Eleven Wiwa Indians killed by lightning during a tribal ceremony in Colombia’s Sierra Nevada mountains will be left unburied where they died according to their traditions, an official said Sunday.
The community of about 60 families will abandon their remote village in the wake of Monday’s tragedy, but it was not yet clear where they would go, said Jose Gregorio Rodriguez, an advisor on the Wiwas at the National Indigenous Organization of Colombia, which represents the country’s 800,000 indigenous people.
“The bodies will stay in the ‘uguma’ (ceremonial hut) where they died and the community will leave the site, as their customs and traditions dictate,” Rodriguez told AFP.
The 11 men were killed on Monday when lightning struck the hut during a ceremony, also injuring another 20 participants who suffered second and third degree burns.
The Wiwas, a tribe that retreated into the Sierra Nevada of northern Colombia after the Spanish conquest, revere all aspects of nature and believe they are called to keep the world in balance.
Some villagers saw the devastating lightning strike as a spiritual blow in response to “man’s turning his back on nature,” Lorenzo Gil, a survivor, told AFP this week.
After the tragedy, the villagers held a long funeral ritual, whose first part concluded on Friday. A 10-day healing ceremony will follow.

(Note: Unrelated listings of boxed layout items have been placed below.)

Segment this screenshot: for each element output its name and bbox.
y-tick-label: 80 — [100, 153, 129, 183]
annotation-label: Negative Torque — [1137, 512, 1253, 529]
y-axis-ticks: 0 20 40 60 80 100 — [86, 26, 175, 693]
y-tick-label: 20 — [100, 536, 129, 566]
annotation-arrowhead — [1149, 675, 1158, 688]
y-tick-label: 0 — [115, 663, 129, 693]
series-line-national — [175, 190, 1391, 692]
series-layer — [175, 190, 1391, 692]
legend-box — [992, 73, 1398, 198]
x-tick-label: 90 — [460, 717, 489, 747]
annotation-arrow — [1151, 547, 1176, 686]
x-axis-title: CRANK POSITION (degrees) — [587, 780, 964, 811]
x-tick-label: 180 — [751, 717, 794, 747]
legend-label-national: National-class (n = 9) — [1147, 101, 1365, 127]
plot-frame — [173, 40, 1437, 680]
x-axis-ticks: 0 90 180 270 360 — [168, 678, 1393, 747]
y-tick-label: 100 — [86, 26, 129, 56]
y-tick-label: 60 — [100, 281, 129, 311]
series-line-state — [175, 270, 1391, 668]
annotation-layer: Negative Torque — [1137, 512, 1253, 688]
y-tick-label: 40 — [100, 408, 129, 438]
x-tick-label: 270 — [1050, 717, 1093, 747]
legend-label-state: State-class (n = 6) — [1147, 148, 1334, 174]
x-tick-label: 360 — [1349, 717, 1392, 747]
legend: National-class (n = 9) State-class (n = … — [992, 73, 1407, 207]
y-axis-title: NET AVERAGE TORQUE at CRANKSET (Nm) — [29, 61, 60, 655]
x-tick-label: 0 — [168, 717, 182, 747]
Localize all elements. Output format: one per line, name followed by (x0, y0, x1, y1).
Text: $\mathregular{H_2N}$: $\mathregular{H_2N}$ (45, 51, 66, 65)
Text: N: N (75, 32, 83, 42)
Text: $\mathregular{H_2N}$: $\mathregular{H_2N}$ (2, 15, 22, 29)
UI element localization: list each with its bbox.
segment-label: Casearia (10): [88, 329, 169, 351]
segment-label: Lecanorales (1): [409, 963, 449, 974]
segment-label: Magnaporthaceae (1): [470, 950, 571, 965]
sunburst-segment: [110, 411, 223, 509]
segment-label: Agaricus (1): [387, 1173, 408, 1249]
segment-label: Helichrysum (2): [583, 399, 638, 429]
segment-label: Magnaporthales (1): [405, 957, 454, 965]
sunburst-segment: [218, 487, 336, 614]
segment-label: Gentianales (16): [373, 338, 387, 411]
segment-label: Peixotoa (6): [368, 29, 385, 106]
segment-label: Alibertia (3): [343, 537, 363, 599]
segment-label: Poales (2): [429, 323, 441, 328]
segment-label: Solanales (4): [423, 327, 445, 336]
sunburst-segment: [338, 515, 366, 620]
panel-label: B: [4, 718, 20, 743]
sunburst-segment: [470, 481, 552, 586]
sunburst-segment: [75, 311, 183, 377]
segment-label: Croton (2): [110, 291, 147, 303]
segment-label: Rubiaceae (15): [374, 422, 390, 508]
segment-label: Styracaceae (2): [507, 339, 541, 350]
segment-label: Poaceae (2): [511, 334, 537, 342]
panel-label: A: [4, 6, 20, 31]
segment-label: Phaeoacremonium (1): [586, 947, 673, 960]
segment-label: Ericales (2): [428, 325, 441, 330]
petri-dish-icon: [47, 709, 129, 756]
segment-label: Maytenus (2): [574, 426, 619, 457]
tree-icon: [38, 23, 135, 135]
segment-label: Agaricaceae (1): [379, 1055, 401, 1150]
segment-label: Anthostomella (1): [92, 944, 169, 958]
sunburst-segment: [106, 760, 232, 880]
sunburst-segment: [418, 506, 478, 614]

“This rite is a healing for the people but also for the affected territories,” said Rodriguez.
A day after the lightning strike that killed the Wiwas, another indigenous community in the Sierra Nevada, the Arhuacas, were hit by a landslide that killed six people, including five children.
“When the indigenous die as a result of tragic acts of nature, the community abandons the place to avoid other dangerous natural phenomena,” said Rodriguez.